[extropy-chat] Politics

Dirk Bruere dirk.bruere at gmail.com
Thu Dec 29 17:53:19 UTC 2005


On 12/29/05, Natasha Vita-More <natasha at natasha.cc> wrote:
>
> At 06:28 PM 12/28/2005, you wrote:
>
>
> On 12/29/05, *nvitamore at austin.rr.com* <nvitamore at austin.rr.com> <
> nvitamore at austin.rr.com > wrote:
>
> From: Harvey Newstrom
>
> > As my original note pointed out, all "solutions" fail some
> >segment of the community.  There seems to be no answer that everyone
> >finds acceptable.  No matter which we chose, some segment of the
> >audience will leave.  I have no idea what the answer is, because
> >different people have different criteria for the list.
>
> My ideal discussion would be to approach an issue/problem from
> multidisciplinary, and domain-diversity, viewpoints.  Rather than beating
> the donkey or elephant silly, it would be more extropic to take an issue
> such as getting vaccines to developing countries or proactively fighting
> for individual (human) rights and work at finding a solution.  For
> example,
> if a topic is "POL-STEE: Vaccines & Dev. Countries," posters would apply
> domain-diversity in their suggested solutions by looking at the issue from
> social, technological, economic and environmental perspectives.
>
> Rather than pushing party politics, posters would push the domain "ideas"
> to solve the problem.  In the end, this would mean that the solution
> finding would be non-partisan and focused on solutions rather than
> personal
> politics.
>
>
> That works for well defined technical problems.
> It does not work if some dispute that there is a problem, or for social
> problems that involve cultural clashes.
> How would you use your technique to resolve the abortion debate in the US?
>
>
> This method has to work for social problems or it is no good.  I think all
> social problems involve cultural clashes, don't they?  And usually these
> clashes can be reduced to religious or political views in which individual
> rights (freedom of choice) are not respected.

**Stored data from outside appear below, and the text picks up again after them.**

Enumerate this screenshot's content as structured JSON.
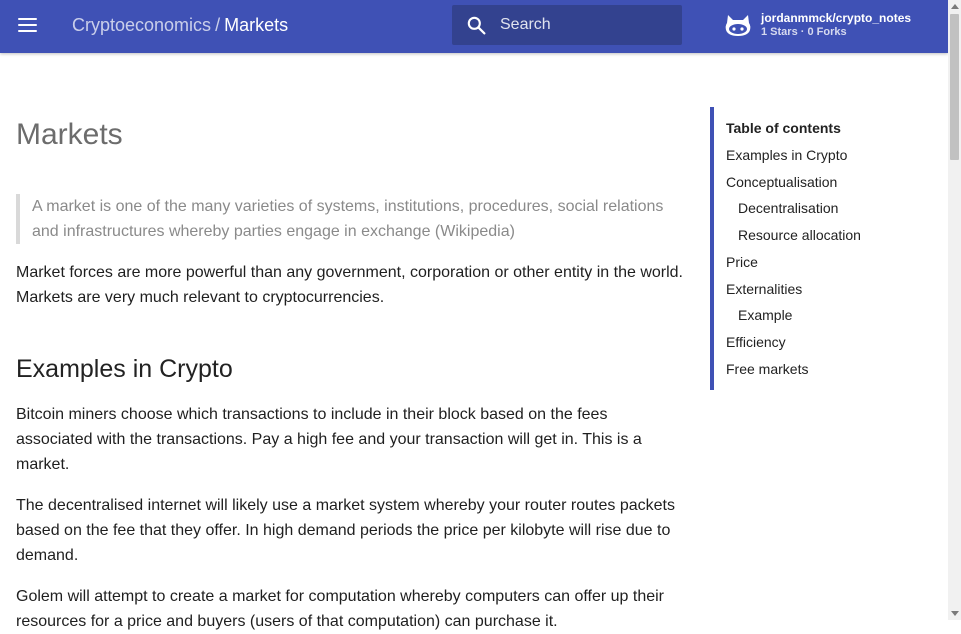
{
  "header": {
    "site_name": "Cryptoeconomics",
    "separator": "/",
    "page_name": "Markets",
    "search_placeholder": "Search",
    "repo_name": "jordanmmck/crypto_notes",
    "repo_facts": "1 Stars · 0 Forks"
  },
  "article": {
    "title": "Markets",
    "quote": "A market is one of the many varieties of systems, institutions, procedures, social relations and infrastructures whereby parties engage in exchange (Wikipedia)",
    "intro": "Market forces are more powerful than any government, corporation or other entity in the world. Markets are very much relevant to cryptocurrencies.",
    "section_heading": "Examples in Crypto",
    "paragraphs": [
      "Bitcoin miners choose which transactions to include in their block based on the fees associated with the transactions. Pay a high fee and your transaction will get in. This is a market.",
      "The decentralised internet will likely use a market system whereby your router routes packets based on the fee that they offer. In high demand periods the price per kilobyte will rise due to demand.",
      "Golem will attempt to create a market for computation whereby computers can offer up their resources for a price and buyers (users of that computation) can purchase it."
    ]
  },
  "toc": {
    "title": "Table of contents",
    "items": [
      {
        "label": "Examples in Crypto"
      },
      {
        "label": "Conceptualisation"
      },
      {
        "label": "Decentralisation"
      },
      {
        "label": "Resource allocation"
      },
      {
        "label": "Price"
      },
      {
        "label": "Externalities"
      },
      {
        "label": "Example"
      },
      {
        "label": "Efficiency"
      },
      {
        "label": "Free markets"
      }
    ]
  },
  "icons": {
    "menu": "menu-icon",
    "search": "search-icon",
    "repo": "github-icon"
  },
  "colors": {
    "primary": "#3f51b5",
    "search_bg": "#33428f"
  }
}
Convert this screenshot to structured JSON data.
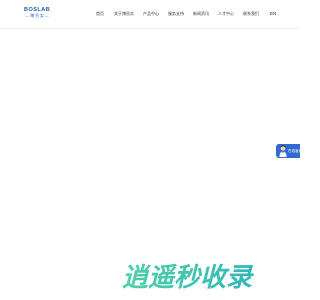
{
  "header": {
    "logo": {
      "name": "BOSLAB",
      "subtitle": "— 博 岳 实 —"
    },
    "nav": [
      {
        "label": "首页"
      },
      {
        "label": "关于博岳实"
      },
      {
        "label": "产品中心"
      },
      {
        "label": "服务支持"
      },
      {
        "label": "新闻资讯"
      },
      {
        "label": "人才中心"
      },
      {
        "label": "联系我们"
      }
    ],
    "language": "EN"
  },
  "floating_service": {
    "label": "在线客服"
  },
  "watermark": {
    "text": "逍遥秒收录"
  },
  "colors": {
    "brand": "#1e5db5",
    "float_button": "#2f6bd3",
    "watermark": "#3ec4a8"
  }
}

That statement is a perfect example of the kind of cultural blindness that
results in the failure of such programs. You are assuming that the issues
revolve around individual rights - which they do - in *your* culture. There
is no 'outside' observer or objective standard by which any social situation
can be resolved.

Try rephrasing what you have just written from (say) the standpoint of a
Confucian perspective where individual rights are subservient to family duty
and social coherence. You might end up with something like... "And usually
these clashes can be reduced to religious or political views in which social
values (the duty to society) are not respected."